While his record in that regard is good, even despite the club still having not won a final since 2013, the questions over him coaching the club extend beyond his spot on the ladder.
Some call it silly, made up, but there is just something about a 'club's DNA' that rings true for certain teams.
Some sides like the Titans or a Wests Tigers mustn't have that rich, engrained history, but teams like Manly, Canterbury, Newcastle, they do. They flourish under coaches who understand the team themselves, and their brand of football.
In the same vein that someone like a Des Hasler understands Manly, Newcastle need someone that understands this town.
Matty Johns would be perfect with his background and his immense rugby league foresight, however it's hard to see him walking away from his media commitments to do so. Danny Buderus had half-a-dozen games at the helm in 2015, but it's uncertain if he's still interested.
It's way too easy to sit here and say the obligatory 'the only way is up' or 'the players just need to get on the same page'.
The issues run much, much deeper.
If fans stopped turning up for their side when they weren't performing, would that be enough a kick in the backside to wake up the senior players at the wheel and start steering this team?
You can't take social lives from players, but you can't have them gallivanting about like they don't care about results either.
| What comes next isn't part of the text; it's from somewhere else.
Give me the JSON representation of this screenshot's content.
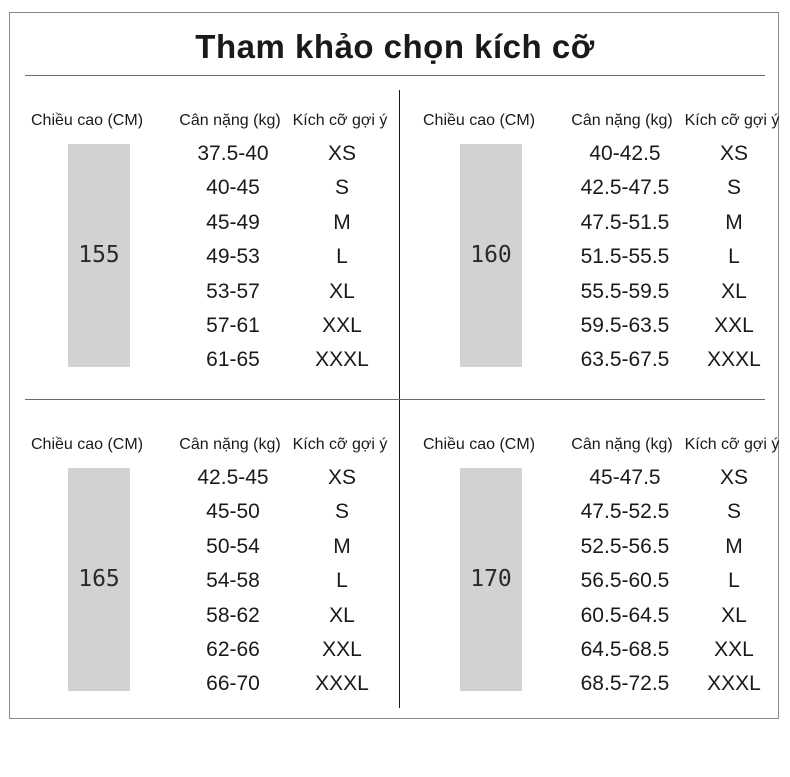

If the team you support is forking out over a million dollars a year for one player, you don't just want them to perform, you want them to care. You want them to try their hardest, and encourage others to follow that example.
The Newcastle Knights are a rudderless ship, lost at sea, waiting for a senior player of coach to take the wheel and deliver them to dry land.
There is no rescue team on the way, the Knights are their own worst enemy, but they can be their own saviour as well.
It starts with captain Kalyn, it starts with team mates and fans holding each other accountable, and while these so-called rockstars are allowed to come and go as they please, there will always be a flock of groupies in trail.